Advertorial
Intisari-Online.com -Namata namanya. Ia tinggal di Amerika Serikat bersama sebuah keluarga yang mengadopsinya.
Ibu kandungnya berada di Uganda. Ia terpisah sejauh lebih dari 12 ribu kilometer.
Ia tampak senang dapat melihat wajah ibu kandungnya walau hanya melalui layar laptop.
Setelah video call ditutup, Mata, nama panggilannya, menyebutkan bahwa ibunya telah tertipu.
Ibu Mata menceritakan padanya, ia tidak akan pernah menyerah merawat dirinya.

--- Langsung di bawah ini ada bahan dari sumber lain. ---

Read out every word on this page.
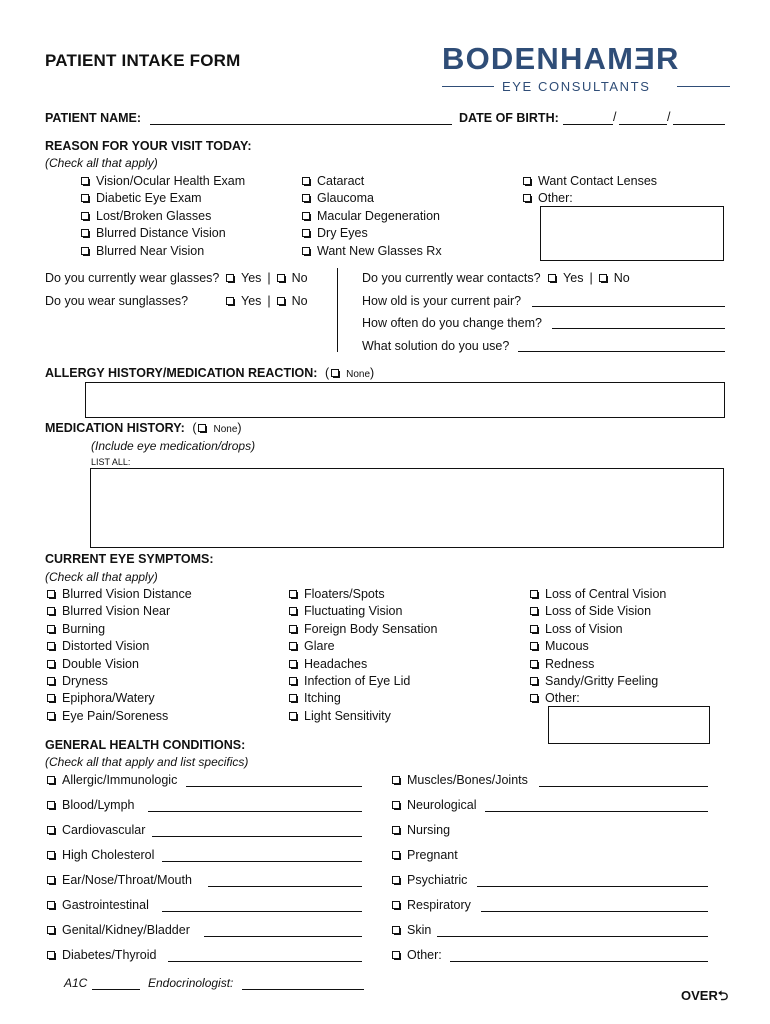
PATIENT INTAKE FORM	BODENHAMƎR
EYE CONSULTANTS
PATIENT NAME:	DATE OF BIRTH:	/	/
REASON FOR YOUR VISIT TODAY:
(Check all that apply)
Vision/Ocular Health Exam
Diabetic Eye Exam
Lost/Broken Glasses
Blurred Distance Vision
Blurred Near Vision
Cataract
Glaucoma
Macular Degeneration
Dry Eyes
Want New Glasses Rx
Want Contact Lenses
Other:
Do you currently wear glasses?	Yes | No
Do you wear sunglasses?	Yes | No
Do you currently wear contacts? Yes | No
How old is your current pair?
How often do you change them?
What solution do you use?
ALLERGY HISTORY/MEDICATION REACTION: ( None)
MEDICATION HISTORY: ( None)
(Include eye medication/drops)
LIST ALL:
CURRENT EYE SYMPTOMS:
(Check all that apply)
Blurred Vision Distance
Blurred Vision Near
Burning
Distorted Vision
Double Vision
Dryness
Epiphora/Watery
Eye Pain/Soreness
Floaters/Spots
Fluctuating Vision
Foreign Body Sensation
Glare
Headaches
Infection of Eye Lid
Itching
Light Sensitivity
Loss of Central Vision
Loss of Side Vision
Loss of Vision
Mucous
Redness
Sandy/Gritty Feeling
Other:
GENERAL HEALTH CONDITIONS:
(Check all that apply and list specifics)
Allergic/Immunologic
Blood/Lymph
Cardiovascular
High Cholesterol
Ear/Nose/Throat/Mouth
Gastrointestinal
Genital/Kidney/Bladder
Diabetes/Thyroid
Muscles/Bones/Joints
Neurological
Nursing
Pregnant
Psychiatric
Respiratory
Skin
Other:
A1C	Endocrinologist:
OVER⮌
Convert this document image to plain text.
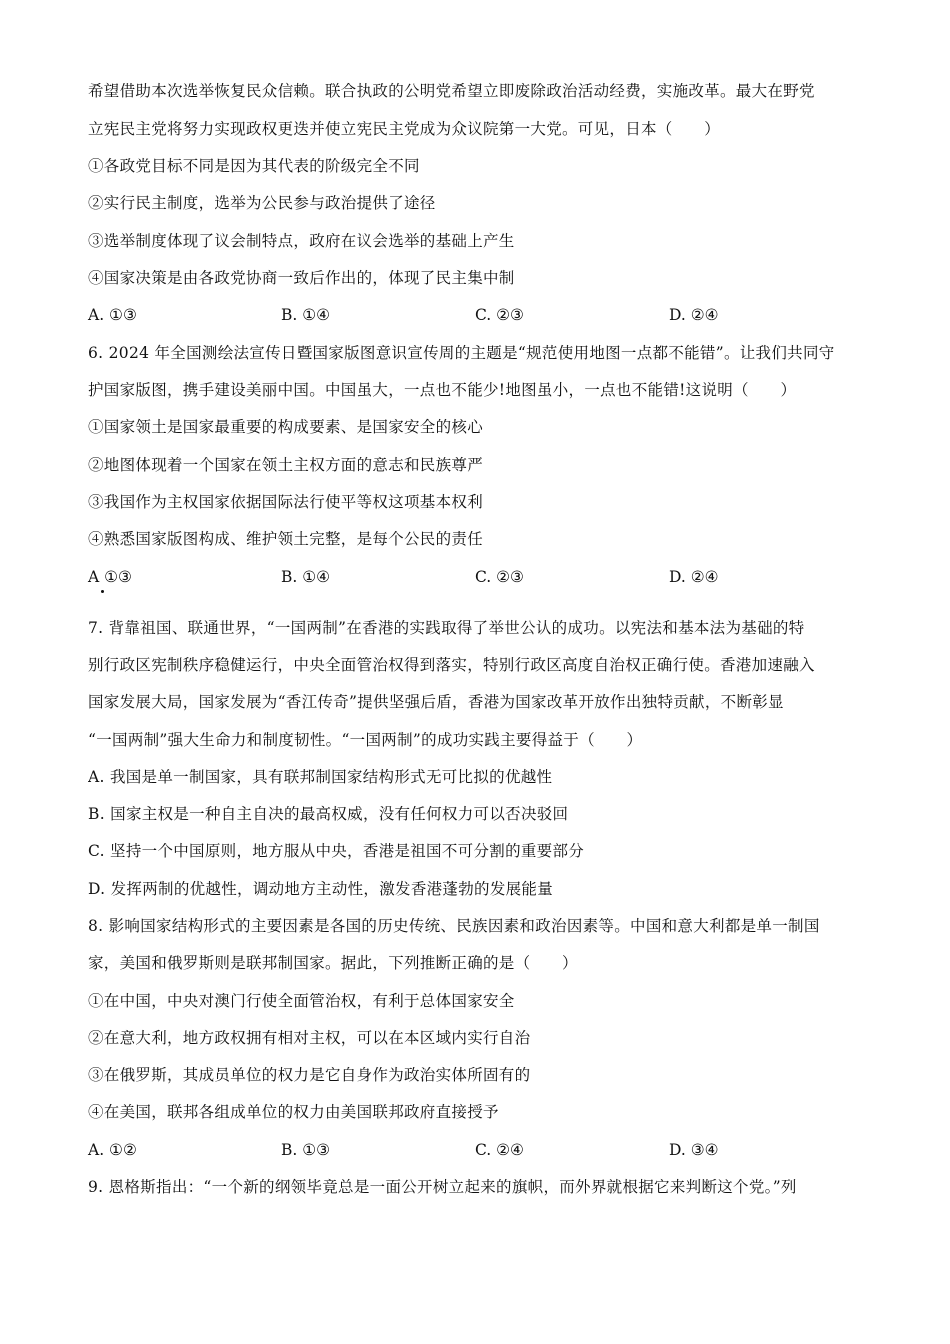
希望借助本次选举恢复民众信赖。联合执政的公明党希望立即废除政治活动经费，实施改革。最大在野党
立宪民主党将努力实现政权更迭并使立宪民主党成为众议院第一大党。可见，日本（　　）
①各政党目标不同是因为其代表的阶级完全不同
②实行民主制度，选举为公民参与政治提供了途径
③选举制度体现了议会制特点，政府在议会选举的基础上产生
④国家决策是由各政党协商一致后作出的，体现了民主集中制
A. ①③	B. ①④	C. ②③	D. ②④
6. 2024 年全国测绘法宣传日暨国家版图意识宣传周的主题是“规范使用地图一点都不能错”。让我们共同守
护国家版图，携手建设美丽中国。中国虽大，一点也不能少!地图虽小，一点也不能错!这说明（　　）
①国家领土是国家最重要的构成要素、是国家安全的核心
②地图体现着一个国家在领土主权方面的意志和民族尊严
③我国作为主权国家依据国际法行使平等权这项基本权利
④熟悉国家版图构成、维护领土完整，是每个公民的责任
A ①③	B. ①④	C. ②③	D. ②④
7. 背靠祖国、联通世界，“一国两制”在香港的实践取得了举世公认的成功。以宪法和基本法为基础的特
别行政区宪制秩序稳健运行，中央全面管治权得到落实，特别行政区高度自治权正确行使。香港加速融入
国家发展大局，国家发展为“香江传奇”提供坚强后盾，香港为国家改革开放作出独特贡献，不断彰显
“一国两制”强大生命力和制度韧性。“一国两制”的成功实践主要得益于（　　）
A. 我国是单一制国家，具有联邦制国家结构形式无可比拟的优越性
B. 国家主权是一种自主自决的最高权威，没有任何权力可以否决驳回
C. 坚持一个中国原则，地方服从中央，香港是祖国不可分割的重要部分
D. 发挥两制的优越性，调动地方主动性，激发香港蓬勃的发展能量
8. 影响国家结构形式的主要因素是各国的历史传统、民族因素和政治因素等。中国和意大利都是单一制国
家，美国和俄罗斯则是联邦制国家。据此，下列推断正确的是（　　）
①在中国，中央对澳门行使全面管治权，有利于总体国家安全
②在意大利，地方政权拥有相对主权，可以在本区域内实行自治
③在俄罗斯，其成员单位的权力是它自身作为政治实体所固有的
④在美国，联邦各组成单位的权力由美国联邦政府直接授予
A. ①②	B. ①③	C. ②④	D. ③④
9. 恩格斯指出：“一个新的纲领毕竟总是一面公开树立起来的旗帜，而外界就根据它来判断这个党。”列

Tapi, Ibu Mata tertipu oleh rayuan yang menyebutkan Mata akan mendapat pendidikan lebih baik bila diserahkan dan nantinya Mata akan dikembalikan kepadanya.
Jessica, ibu adopsi Mata terkejut dengan pengakuan Mata.

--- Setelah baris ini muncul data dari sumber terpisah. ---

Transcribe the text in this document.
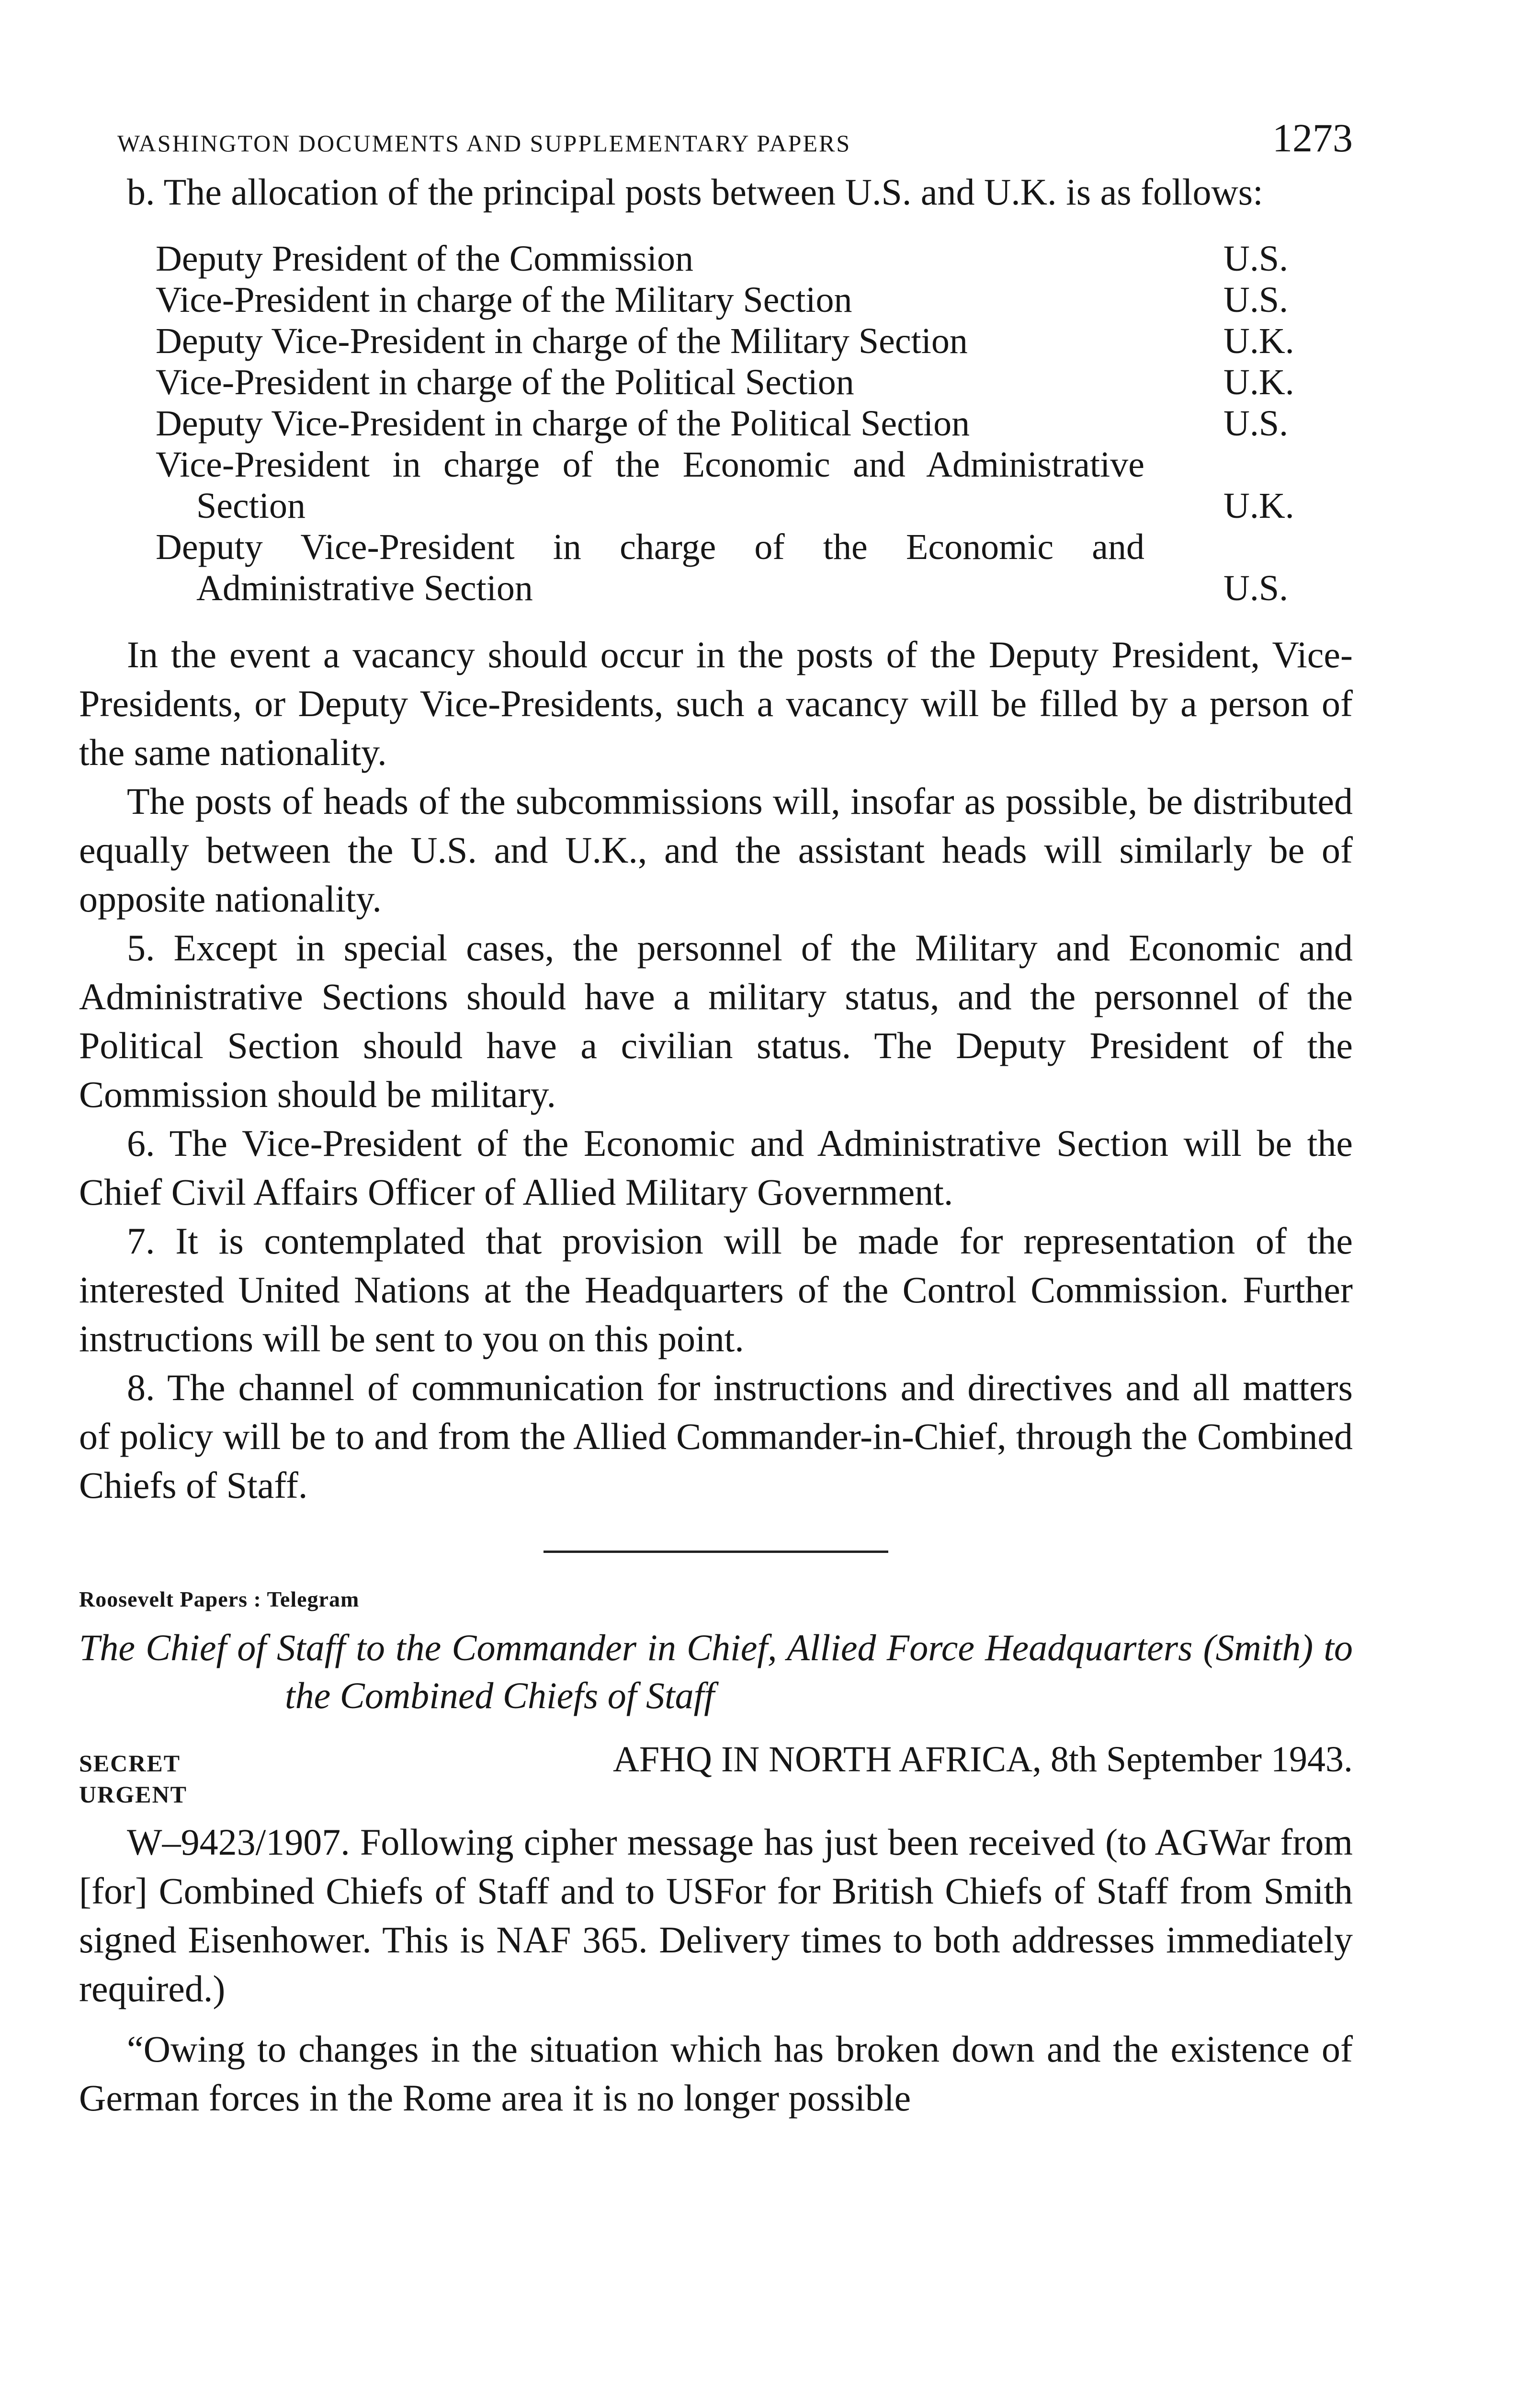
WASHINGTON DOCUMENTS AND SUPPLEMENTARY PAPERS	1273

b. The allocation of the principal posts between U.S. and U.K. is as follows:

Deputy President of the Commission	U.S.
Vice-President in charge of the Military Section	U.S.
Deputy Vice-President in charge of the Military Section	U.K.
Vice-President in charge of the Political Section	U.K.
Deputy Vice-President in charge of the Political Section	U.S.
Vice-President in charge of the Economic and Administrative Section	U.K.
Deputy Vice-President in charge of the Economic and Administrative Section	U.S.

In the event a vacancy should occur in the posts of the Deputy President, Vice-Presidents, or Deputy Vice-Presidents, such a vacancy will be filled by a person of the same nationality.

The posts of heads of the subcommissions will, insofar as possible, be distributed equally between the U.S. and U.K., and the assistant heads will similarly be of opposite nationality.

5. Except in special cases, the personnel of the Military and Economic and Administrative Sections should have a military status, and the personnel of the Political Section should have a civilian status. The Deputy President of the Commission should be military.

6. The Vice-President of the Economic and Administrative Section will be the Chief Civil Affairs Officer of Allied Military Government.

7. It is contemplated that provision will be made for representation of the interested United Nations at the Headquarters of the Control Commission. Further instructions will be sent to you on this point.

8. The channel of communication for instructions and directives and all matters of policy will be to and from the Allied Commander-in-Chief, through the Combined Chiefs of Staff.

Roosevelt Papers : Telegram
The Chief of Staff to the Commander in Chief, Allied Force Headquarters (Smith) to the Combined Chiefs of Staff
SECRET	AFHQ IN NORTH AFRICA, 8th September 1943.
URGENT

W–9423/1907. Following cipher message has just been received (to AGWar from [for] Combined Chiefs of Staff and to USFor for British Chiefs of Staff from Smith signed Eisenhower. This is NAF 365. Delivery times to both addresses immediately required.)

“Owing to changes in the situation which has broken down and the existence of German forces in the Rome area it is no longer possible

Kepada Jessica dan suaminya, Adam, agen adopsi mengatakan bahwa ayah Mata telah meninggal sementara ibunya mengabaikannya dan tak mampu memberinya makan.
Dari percakapan Skype itu, Jessica yang punya empat anak kandung ini menyadari dirinya bukan mengadopsi tapi mengambil anak dari keluarga yang penuh kasih.
Keluarga itu membayar 15 ribu dolas AS untuk bisa mengadopsi Mata.
Ia dan suaminya merasa perlu mengembalikan Mata ke ibunya.
Sejurus kemudian, Adam melakukan penelusuran latar belakang Mata secara lebih jelas. Ia dan istrinya ingin kebenaran bagi Mata. Bagi pasangan ini, hidup dalam kebohongan tidak akan menghasilkan apa-apa.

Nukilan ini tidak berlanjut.